= Spiritual materialism =

Term coined by Chögyam Trungpa

Spiritual materialism is a term coined by Chögyam Trungpa in his book Cutting Through Spiritual Materialism. The book is a compendium of his talks explaining Buddhism given while opening the Karma Dzong meditation center in Boulder, Colorado. He expands on the concept in later seminars that became books such as Work, Sex, Money. He uses the term to describe mistakes spiritual seekers commit which turn the pursuit of spirituality into an ego-building and confusion-creating endeavor, based on the idea that ego development is counter to spiritual progress.

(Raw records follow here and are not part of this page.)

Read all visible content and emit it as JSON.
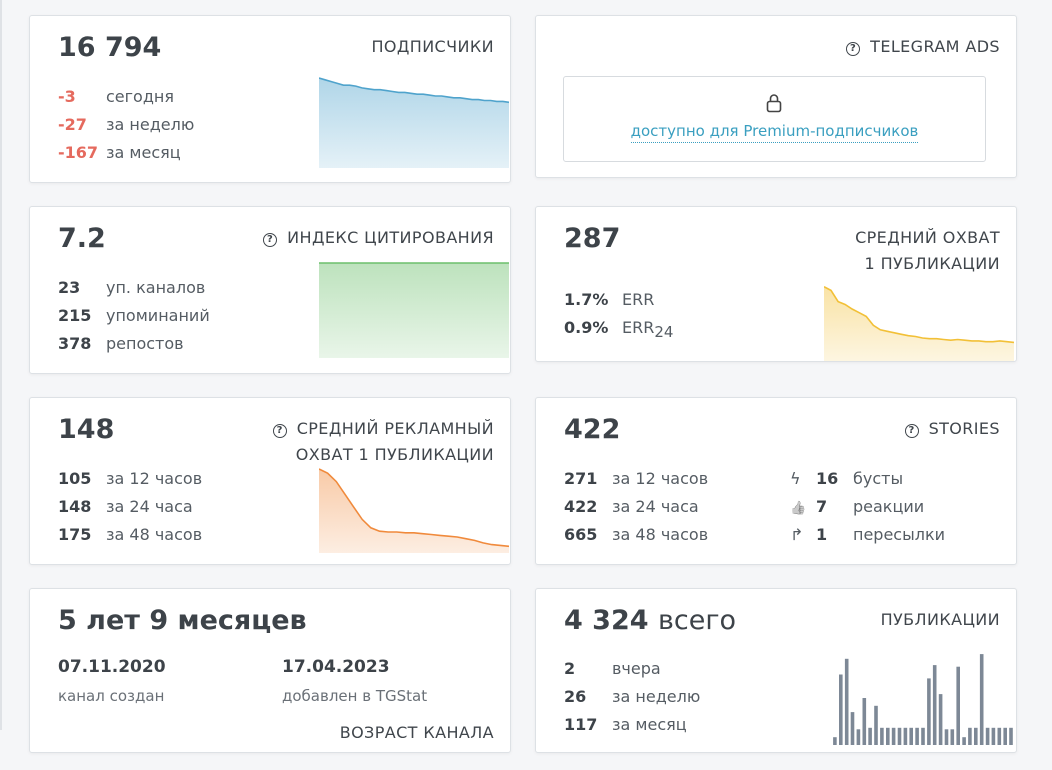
{
  "subscribers": {
    "value": "16 794",
    "title": "ПОДПИСЧИКИ",
    "stats": [
      {
        "value": "-3",
        "label": "сегодня"
      },
      {
        "value": "-27",
        "label": "за неделю"
      },
      {
        "value": "-167",
        "label": "за месяц"
      }
    ],
    "chart_color": "#4fa3cc"
  },
  "telegram_ads": {
    "title": "TELEGRAM ADS",
    "icon": "question-circle-icon",
    "lock_icon": "lock-icon",
    "premium_text": "доступно для Premium-подписчиков",
    "link_color": "#3a9fc0"
  },
  "citation": {
    "value": "7.2",
    "title": "ИНДЕКС ЦИТИРОВАНИЯ",
    "icon": "question-circle-icon",
    "stats": [
      {
        "value": "23",
        "label": "уп. каналов"
      },
      {
        "value": "215",
        "label": "упоминаний"
      },
      {
        "value": "378",
        "label": "репостов"
      }
    ],
    "chart_color": "#6cbf6c"
  },
  "reach": {
    "value": "287",
    "title_line1": "СРЕДНИЙ ОХВАТ",
    "title_line2": "1 ПУБЛИКАЦИИ",
    "stats": [
      {
        "value": "1.7%",
        "label": "ERR"
      },
      {
        "value": "0.9%",
        "label": "ERR",
        "sub": "24"
      }
    ],
    "chart_color": "#f2c037"
  },
  "ad_reach": {
    "value": "148",
    "title_line1": "СРЕДНИЙ РЕКЛАМНЫЙ",
    "title_line2": "ОХВАТ 1 ПУБЛИКАЦИИ",
    "icon": "question-circle-icon",
    "stats": [
      {
        "value": "105",
        "label": "за 12 часов"
      },
      {
        "value": "148",
        "label": "за 24 часа"
      },
      {
        "value": "175",
        "label": "за 48 часов"
      }
    ],
    "chart_color": "#f08a3c"
  },
  "stories": {
    "value": "422",
    "title": "STORIES",
    "icon": "question-circle-icon",
    "stats": [
      {
        "value": "271",
        "label": "за 12 часов"
      },
      {
        "value": "422",
        "label": "за 24 часа"
      },
      {
        "value": "665",
        "label": "за 48 часов"
      }
    ],
    "actions": [
      {
        "icon": "boost-icon",
        "glyph": "ϟ",
        "value": "16",
        "label": "бусты"
      },
      {
        "icon": "thumbs-up-icon",
        "glyph": "👍",
        "value": "7",
        "label": "реакции"
      },
      {
        "icon": "forward-icon",
        "glyph": "↱",
        "value": "1",
        "label": "пересылки"
      }
    ]
  },
  "channel_age": {
    "value": "5 лет 9 месяцев",
    "created_date": "07.11.2020",
    "created_label": "канал создан",
    "added_date": "17.04.2023",
    "added_label": "добавлен в TGStat",
    "title": "ВОЗРАСТ КАНАЛА"
  },
  "publications": {
    "value": "4 324",
    "suffix": "всего",
    "title": "ПУБЛИКАЦИИ",
    "stats": [
      {
        "value": "2",
        "label": "вчера"
      },
      {
        "value": "26",
        "label": "за неделю"
      },
      {
        "value": "117",
        "label": "за месяц"
      }
    ],
    "chart_color": "#7d8896"
  },
  "chart_data": [
    {
      "type": "area",
      "series": [
        {
          "values": [
            100,
            98,
            96,
            94,
            92,
            92,
            91,
            89,
            88,
            87,
            87,
            86,
            85,
            84,
            84,
            83,
            82,
            82,
            81,
            80,
            80,
            79,
            78,
            78,
            77,
            76,
            76,
            75,
            75,
            74,
            74,
            73
          ]
        }
      ]
    },
    {
      "type": "area",
      "series": [
        {
          "values": [
            100,
            100,
            100,
            100,
            100,
            100,
            100,
            100,
            100,
            100,
            100,
            100
          ]
        }
      ]
    },
    {
      "type": "area",
      "series": [
        {
          "values": [
            100,
            95,
            80,
            76,
            70,
            65,
            60,
            48,
            42,
            40,
            38,
            36,
            34,
            33,
            31,
            30,
            30,
            29,
            28,
            29,
            28,
            27,
            27,
            26,
            26,
            27,
            26,
            25
          ]
        }
      ]
    },
    {
      "type": "area",
      "series": [
        {
          "values": [
            100,
            95,
            85,
            70,
            55,
            40,
            30,
            26,
            25,
            25,
            24,
            24,
            23,
            22,
            21,
            20,
            19,
            17,
            15,
            12,
            10,
            9,
            8
          ]
        }
      ]
    },
    {
      "type": "bar",
      "series": [
        {
          "values": [
            10,
            90,
            110,
            42,
            20,
            60,
            22,
            50,
            22,
            22,
            22,
            22,
            22,
            22,
            22,
            22,
            85,
            102,
            65,
            20,
            20,
            100,
            10,
            22,
            22,
            116,
            22,
            22,
            22,
            22,
            22
          ]
        }
      ]
    }
  ]
}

Conventionally, it is used to describe capitalist and spiritual narcissism, commercial efforts such as "new age" bookstores and wealthy lecturers on spirituality; it might also mean the attempt to build up a list of credentials or accumulate teachings in order to present oneself as a more realized or holy person. Author Jorge Ferrer equates the terms "Spiritual materialism" and "Spiritual Narcissism", though others draw a distinction, that spiritual narcissism is believing that one deserves love and respect or is better than another because one has accumulated spiritual training instead of the belief that accumulating training will bring an end to suffering.

==Lords of Materialism==
In Trungpa's presentation, spiritual materialism can fall into three categories — what he calls the three "Lords of Materialism" (Tibetan: lalo literally "barbarian") — in which a form of materialism is misunderstood as bringing long-term happiness but instead brings only short-term entertainment followed by long-term suffering:

1. Physical materialism is the belief that possessions can bring release from suffering. In Trungpa's view, they may bring temporary happiness but then more suffering in the endless pursuit of creating one's environment to be just right. Or on another level it may cause a misunderstanding like, "I am rich because I have this or that" or "I am a teacher (or whatever) because I have a diploma (or whatever)."
2. Psychological materialism is the belief that a particular philosophy, belief system, or point of view will bring release from suffering. So seeking refuge by strongly identifying with a particular religion, philosophy, political party or viewpoint, for example, would be psychological materialism. From this the conventional usage of spiritual materialism arises, by identifying oneself as Buddhist or some other label, or by collecting initiations and spiritual accomplishments, one further constructs a solidified view of ego. Trungpa characterizes the goal of psychological materialism as using external concepts, pretexts, and ideas to prove that the ego-driven self exists, which manifests in a particular competitive attitude.
3. Spiritual materialism is the belief that a certain temporary state of mind is a refuge from suffering. An example would be using meditation practices to create a peaceful state of mind, or using drugs or alcohol to remain in a numbed out or a euphoric state. According to Trungpa, these states are temporary and merely heighten the suffering when they cease. So attempting to maintain a particular emotional state of mind as a refuge from suffering, or constantly pursuing particular emotional states of mind like being in love, will actually lead to more long-term suffering.

==Ego==
The underlying source of these three approaches to finding happiness is based, according to Trungpa, on the mistaken notion that one's ego is inherently existent and a valid point of view. He claims that is incorrect, and therefore the materialistic approaches have an invalid basis to begin with. The message in summary is, "Don't try to reinforce your ego through material things, belief systems like religion, or certain emotional states of mind." In his view, the point of religion is to show you that your ego doesn't really exist inherently. Ego is something you build up to make you think you exist, but it is not necessary and in the long run causes more suffering.